Fährstraße

Flutwelle rauschte durch die Straße

1962 wohnte ich mit meinen Eltern und fünf Geschwistern in Wilhelmsburg an der Fährstraße 110. Dort hatten wir eine Dienstwohnung in der Buchdruckerei "Schüthe" beziehungsweise "Wilhelmsburger Zeitung". Das Haus der Druckerei und das Nachbarhaus stehen nicht mehr. Dort führt jetzt die neu erbaute Hafenrandstraße durch.

Am 16. Februar hatte ich nach der Arbeit meine älteste Schwester in Langenhorn besucht - es wurde spät und ich war froh, kurz vor Mitternacht eine der letzten Straßenbahnen nach Wilhelmsburg/Harburg zu erreichen. Bei der Fahrt über die Elbbrücken fiel mir der ungewöhnlich hohe Wasserstand an den Elbbrücken auf. Die Wellen schienen die Unterseite zu berühren.

Die Fahrt über die Veddel, die Harburger Chaussee und die Alte Landesgrenze zum Veringplatz endete ohne besondere Vorkommnisse, und so konnte ich mich kurz darauf müde ins Bett legen. Doch der Schlaf dauerte nicht lange.
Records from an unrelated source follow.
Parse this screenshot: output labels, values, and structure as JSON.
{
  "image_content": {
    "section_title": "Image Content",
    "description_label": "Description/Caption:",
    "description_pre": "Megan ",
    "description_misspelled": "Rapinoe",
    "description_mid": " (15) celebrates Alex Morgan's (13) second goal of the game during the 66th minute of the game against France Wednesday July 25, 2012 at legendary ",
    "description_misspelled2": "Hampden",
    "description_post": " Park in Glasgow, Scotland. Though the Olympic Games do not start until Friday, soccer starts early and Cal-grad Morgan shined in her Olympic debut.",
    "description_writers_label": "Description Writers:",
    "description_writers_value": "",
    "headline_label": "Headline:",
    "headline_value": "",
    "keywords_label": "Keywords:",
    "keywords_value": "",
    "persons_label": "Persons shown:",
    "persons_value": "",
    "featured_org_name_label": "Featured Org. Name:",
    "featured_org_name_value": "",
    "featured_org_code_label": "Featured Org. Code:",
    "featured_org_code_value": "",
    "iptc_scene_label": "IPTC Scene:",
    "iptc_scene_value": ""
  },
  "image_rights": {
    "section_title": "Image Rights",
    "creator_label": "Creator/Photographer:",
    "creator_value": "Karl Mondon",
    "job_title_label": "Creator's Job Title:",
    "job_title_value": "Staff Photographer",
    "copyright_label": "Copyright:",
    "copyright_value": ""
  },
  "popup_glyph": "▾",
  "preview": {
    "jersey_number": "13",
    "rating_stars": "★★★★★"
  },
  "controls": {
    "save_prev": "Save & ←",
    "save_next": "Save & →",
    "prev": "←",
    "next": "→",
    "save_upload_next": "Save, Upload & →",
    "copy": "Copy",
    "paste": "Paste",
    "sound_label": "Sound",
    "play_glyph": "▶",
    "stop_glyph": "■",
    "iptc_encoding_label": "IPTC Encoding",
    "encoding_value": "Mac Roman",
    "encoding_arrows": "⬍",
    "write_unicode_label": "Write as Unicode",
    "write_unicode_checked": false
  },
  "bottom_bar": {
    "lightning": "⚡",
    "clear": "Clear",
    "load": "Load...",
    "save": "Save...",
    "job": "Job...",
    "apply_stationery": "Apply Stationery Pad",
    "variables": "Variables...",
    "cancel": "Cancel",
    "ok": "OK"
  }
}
Es muss gegen 1 Uhr gewesen sein, als mein Vater uns alle aufgeregt mit dem Ruf "Da rauscht Wasser durch die Straße!" aufweckte.
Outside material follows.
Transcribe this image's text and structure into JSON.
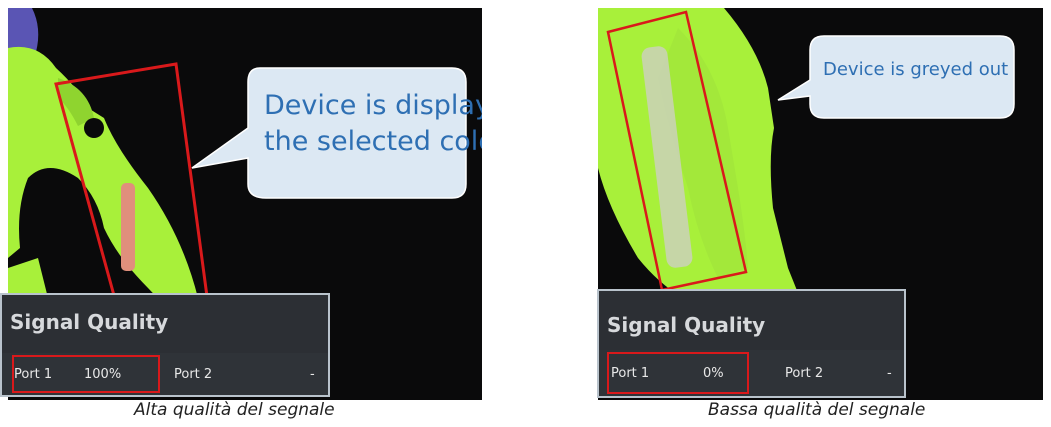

Tatsächlich sahen wir aus Richtung Reiherstieg/Reiherstiegdeich/Ernst-August-Deich Wassermassen über die Straße strömen. Vereinzelt schwammen Autos darauf.

Plötzlich ließ der Strom in Richtung Fährstraße nach. Er hatte sich einen Weg zwischen unserem und dem Nachbarhaus gebahnt. Das Wasser strömte dort derart stark durch die enge Toreinfahrt, dass wir befürchteten, die Fundamente unseres Hauses werden unterspült. Unsere Einfahrt blieb dagegen komplett trocken.
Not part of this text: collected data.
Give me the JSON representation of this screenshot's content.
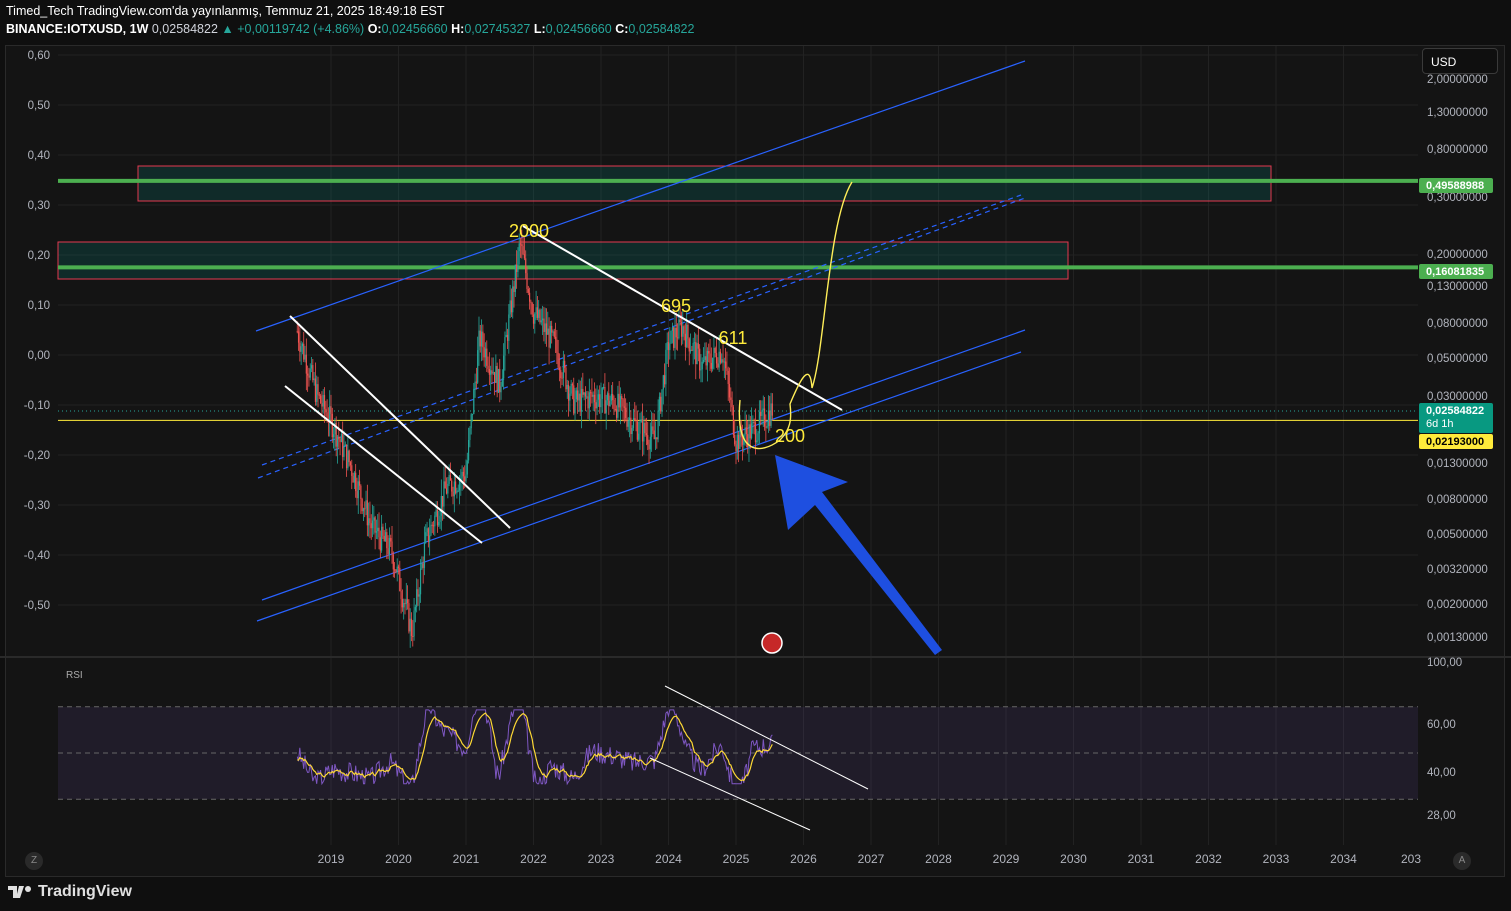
{
  "header": {
    "line1": "Timed_Tech TradingView.com'da yayınlanmış, Temmuz 21, 2025 18:49:18 EST",
    "symbol": "BINANCE:IOTXUSD, 1W",
    "last": "0,02584822",
    "change": "▲ +0,00119742 (+4.86%)",
    "o_label": "O:",
    "o": "0,02456660",
    "h_label": "H:",
    "h": "0,02745327",
    "l_label": "L:",
    "l": "0,02456660",
    "c_label": "C:",
    "c": "0,02584822"
  },
  "currency_button": "USD",
  "left_axis_ticks": [
    "0,60",
    "0,50",
    "0,40",
    "0,30",
    "0,20",
    "0,10",
    "0,00",
    "-0,10",
    "-0,20",
    "-0,30",
    "-0,40",
    "-0,50"
  ],
  "right_axis_ticks": [
    "2,00000000",
    "1,30000000",
    "0,80000000",
    "0,30000000",
    "0,20000000",
    "0,13000000",
    "0,08000000",
    "0,05000000",
    "0,03000000",
    "0,01300000",
    "0,00800000",
    "0,00500000",
    "0,00320000",
    "0,00200000",
    "0,00130000"
  ],
  "price_labels": {
    "upper_level": "0,49588988",
    "lower_level": "0,16081835",
    "current": "0,02584822",
    "countdown": "6d 1h",
    "yellow_line": "0,02193000"
  },
  "annotations": [
    "2000",
    "695",
    "611",
    "200"
  ],
  "rsi": {
    "label": "RSI",
    "ticks": [
      "100,00",
      "60,00",
      "40,00",
      "28,00"
    ]
  },
  "x_axis_ticks": [
    "2019",
    "2020",
    "2021",
    "2022",
    "2023",
    "2024",
    "2025",
    "2026",
    "2027",
    "2028",
    "2029",
    "2030",
    "2031",
    "2032",
    "2033",
    "2034",
    "203"
  ],
  "corner_buttons": {
    "left": "Z",
    "right": "A"
  },
  "footer_brand": "TradingView",
  "colors": {
    "background": "#141414",
    "up_candle": "#26a69a",
    "down_candle": "#ef5350",
    "channel": "#2962ff",
    "support_green": "#4caf50",
    "zone_border": "#e53950",
    "annotation_yellow": "#ffeb3b",
    "rsi_line": "#7e57c2",
    "arrow_blue": "#1e4fe0"
  },
  "chart_data": {
    "type": "candlestick",
    "title": "",
    "series": [
      {
        "name": "IOTXUSD",
        "x": [
          2018.5,
          2018.8,
          2019.0,
          2019.3,
          2019.6,
          2019.9,
          2020.2,
          2020.4,
          2020.7,
          2021.0,
          2021.2,
          2021.5,
          2021.8,
          2022.0,
          2022.3,
          2022.6,
          2022.9,
          2023.2,
          2023.5,
          2023.8,
          2024.0,
          2024.2,
          2024.5,
          2024.8,
          2025.0,
          2025.3,
          2025.55
        ],
        "values": [
          0.07,
          0.03,
          0.022,
          0.012,
          0.0055,
          0.004,
          0.0014,
          0.0045,
          0.009,
          0.011,
          0.065,
          0.035,
          0.22,
          0.09,
          0.06,
          0.028,
          0.03,
          0.028,
          0.021,
          0.017,
          0.06,
          0.075,
          0.045,
          0.055,
          0.017,
          0.02,
          0.0258
        ]
      }
    ],
    "levels": [
      0.49588988,
      0.16081835,
      0.02193
    ],
    "ylim": [
      0.0011,
      2.2
    ],
    "xlim": [
      2018.0,
      2034.9
    ],
    "yscale": "log"
  }
}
Einige Autos schwammen an den Hauswänden entlang und versanken dann neben den freigespülten Kellerkasematten. Andere hatten sich schon vorher in ein ausgekolktes Loch hinter den den Ernst-August-Deich diagonal kreuzenden Eisenbahnschienen verabschiedet.

Ich weiß nicht mehr, warum wir die Szenerie so deutlich erkennen konnten. Vielleicht schien der Mond.

Eigenartigerweise blieb die Fährstraße für uns etwas später fast bis zur Schule Nummer 90 begehbar. Sie führte nämlich Richtung Reiherstiegdeich etwas bergan.

Viele Nachbarn hatten offensichtlich noch nichts von der dramatischen Situation mitbekommen - wir bildeten nur ein kleines Grüppchen.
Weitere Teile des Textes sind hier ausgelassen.